Étant donné que cette signification ne décrit pas les produits pertinents ou ne renvoie pas directement à ceux-ci, ces éléments sont distinctifs à un degré normal. Sur le plan visuel, les signes sont similaires à un degré élevé étant donné qu’ils coïncident par les lettres «VAL * * Iria» et leur prononciation. Sur le plan phonétique, les signes sont identiques étant donné que les lettres différentes «QU» et «K» sont prononcées de manière identique par le public pertinent.

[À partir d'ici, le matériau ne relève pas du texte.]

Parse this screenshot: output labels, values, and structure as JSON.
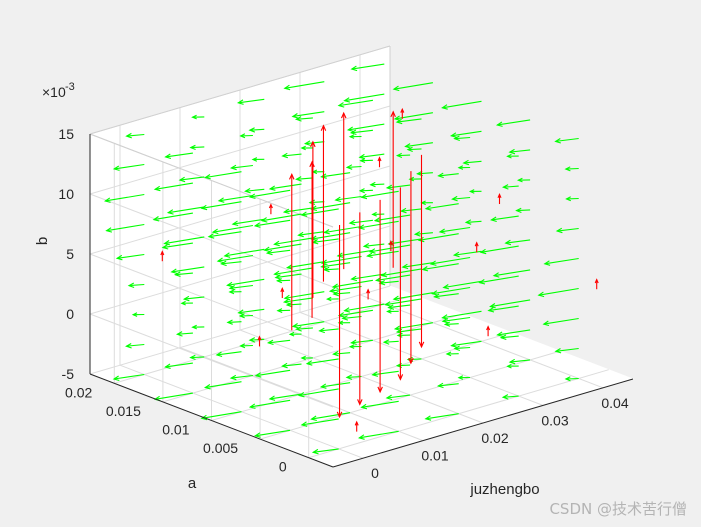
{
  "chart_data": {
    "type": "quiver3",
    "xlabel": "juzhengbo",
    "ylabel": "a",
    "zlabel": "b",
    "x_ticks": [
      "0",
      "0.01",
      "0.02",
      "0.03",
      "0.04"
    ],
    "y_ticks": [
      "0",
      "0.005",
      "0.01",
      "0.015",
      "0.02"
    ],
    "z_ticks": [
      "-5",
      "0",
      "5",
      "10",
      "15"
    ],
    "z_exponent_label": "×10",
    "z_exponent": "-3",
    "xlim": [
      -0.005,
      0.045
    ],
    "ylim": [
      -0.0025,
      0.0225
    ],
    "zlim": [
      -0.005,
      0.015
    ],
    "grid": true,
    "series": [
      {
        "color": "#00ff00",
        "description": "arrows pointing mostly in -x direction"
      },
      {
        "color": "#ff0000",
        "description": "arrows pointing vertically (+z or -z)"
      }
    ]
  },
  "watermark": "CSDN @技术苦行僧",
  "colors": {
    "background": "#f0f0f0",
    "axes_background": "#ffffff",
    "green_arrows": "#00ff00",
    "red_arrows": "#ff0000"
  }
}
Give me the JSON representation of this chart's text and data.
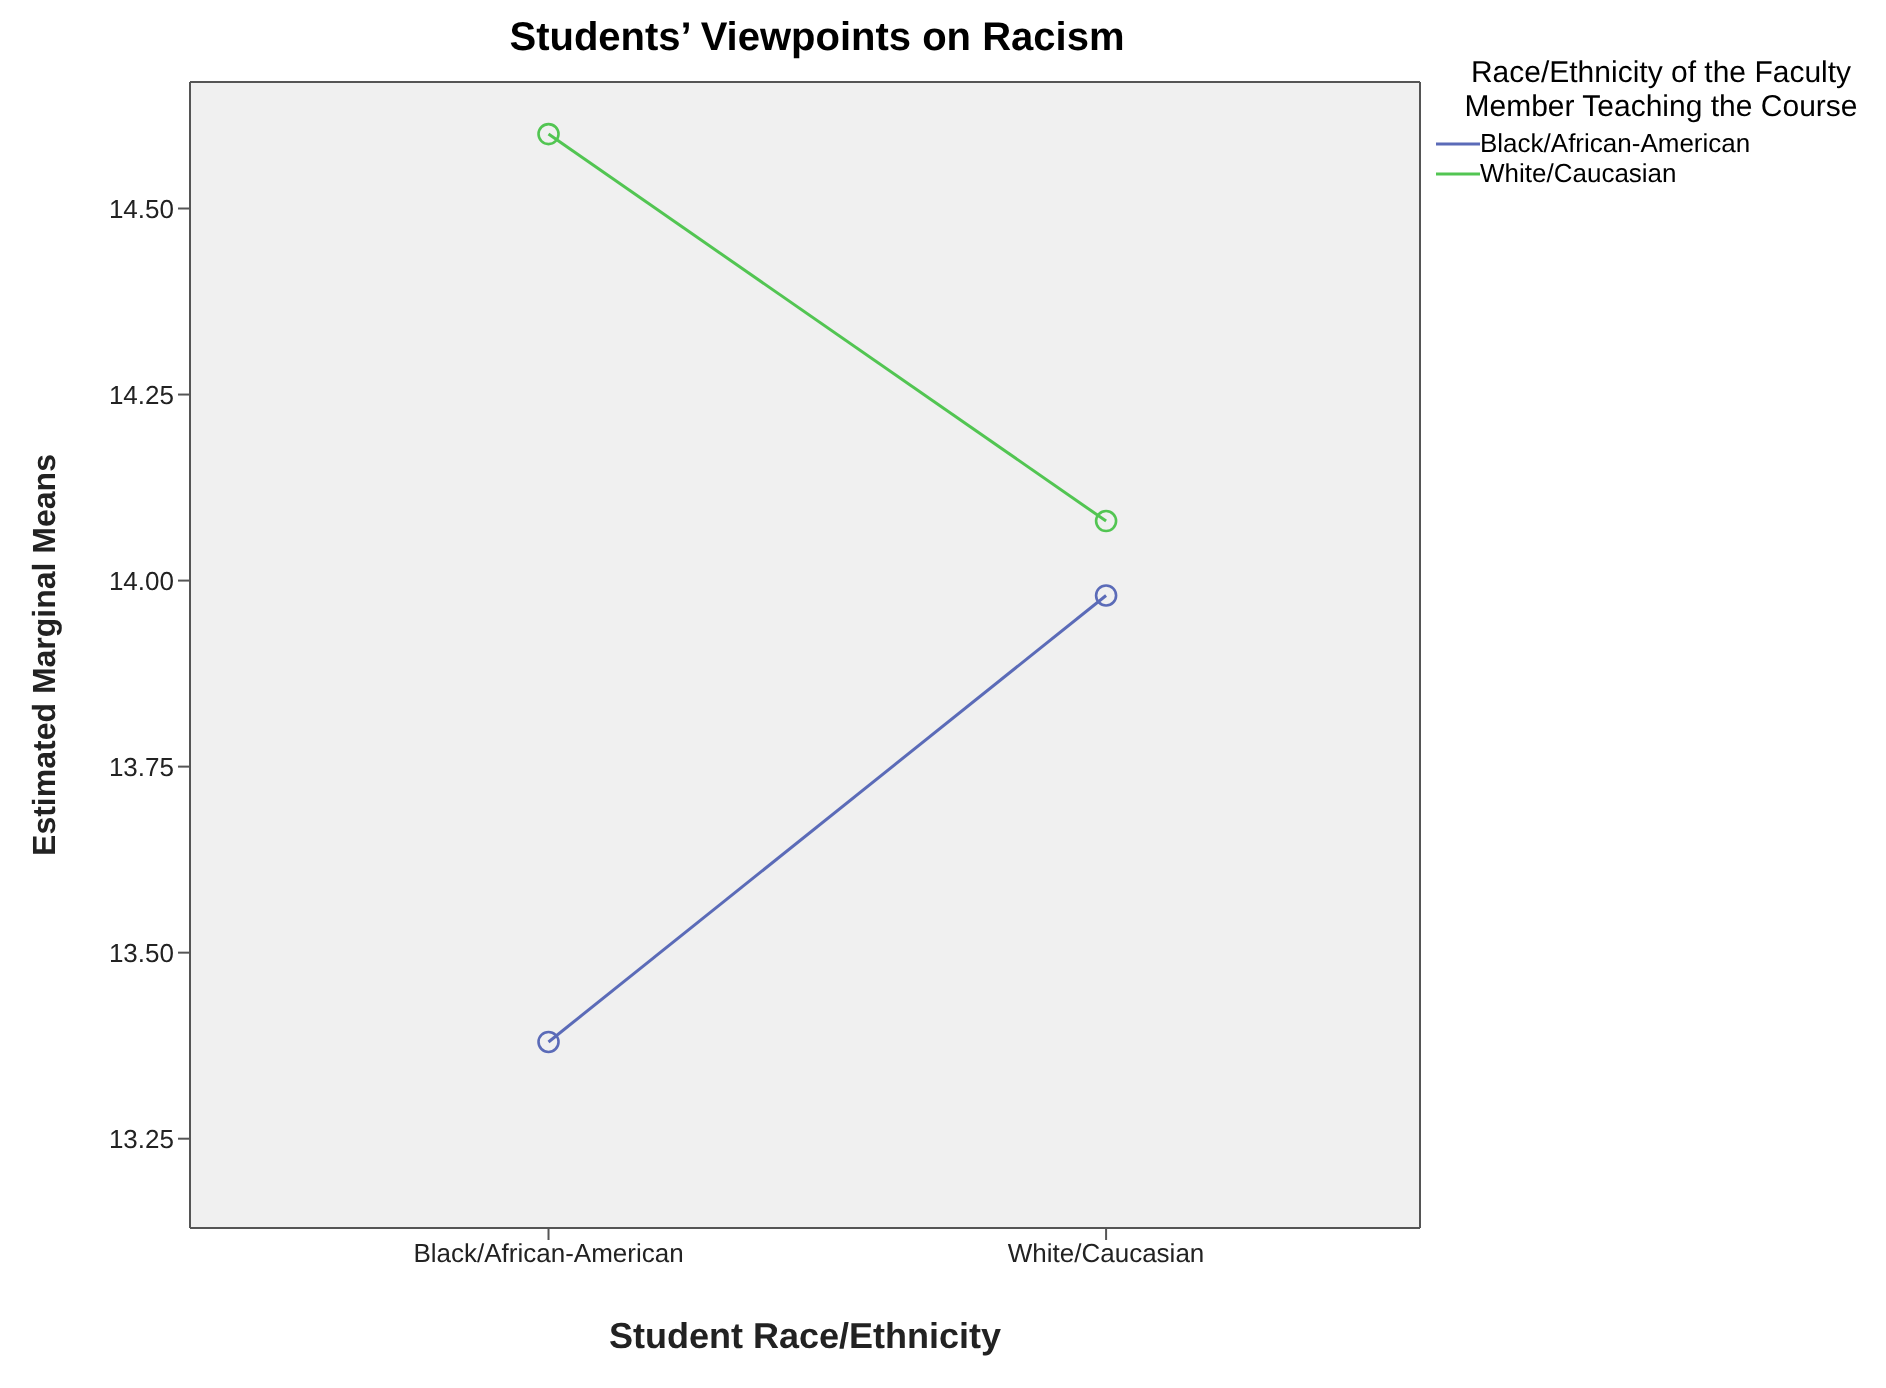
{
  "chart_data": {
    "type": "line",
    "title": "Students’ Viewpoints on Racism",
    "xlabel": "Student Race/Ethnicity",
    "ylabel": "Estimated Marginal Means",
    "legend_title": "Race/Ethnicity of the Faculty Member Teaching the Course",
    "categories": [
      "Black/African-American",
      "White/Caucasian"
    ],
    "series": [
      {
        "name": "Black/African-American",
        "color": "#5b6bb8",
        "values": [
          13.38,
          13.98
        ]
      },
      {
        "name": "White/Caucasian",
        "color": "#52c552",
        "values": [
          14.6,
          14.08
        ]
      }
    ],
    "ylim": [
      13.13,
      14.67
    ],
    "yticks": [
      {
        "value": 13.25,
        "label": "13.25"
      },
      {
        "value": 13.5,
        "label": "13.50"
      },
      {
        "value": 13.75,
        "label": "13.75"
      },
      {
        "value": 14,
        "label": "14.00"
      },
      {
        "value": 14.25,
        "label": "14.25"
      },
      {
        "value": 14.5,
        "label": "14.50"
      }
    ],
    "grid": false,
    "legend": "top right",
    "marker": "circle",
    "line_style": "solid"
  }
}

Sur le plan conceptuel, les signes sont identiques dans la mesure où ils partagent le même concept. Compte tenu de l’identité partielle et de la similitude partielle des produits, du degré d’attention normal du grand public pertinent ainsi que du degré élevé de similitude visuelle et de l’identité phonétique et conceptuelle, il existait un risque de confusion dans l’esprit du public espagnol en ce qui concerne les produits jugés identiques et similaires.
Moyens et arguments des parties
6 Le 6 septembre 2022, la demanderesse a formé un recours, accompagné du mémoire exposant les motifs du recours contre la décision attaquée, demandant que celle-ci soit partiellement annulée dans la mesure où la marque demandée a été refusée pour du cidre sans alcool; bières relevant de la classe 32.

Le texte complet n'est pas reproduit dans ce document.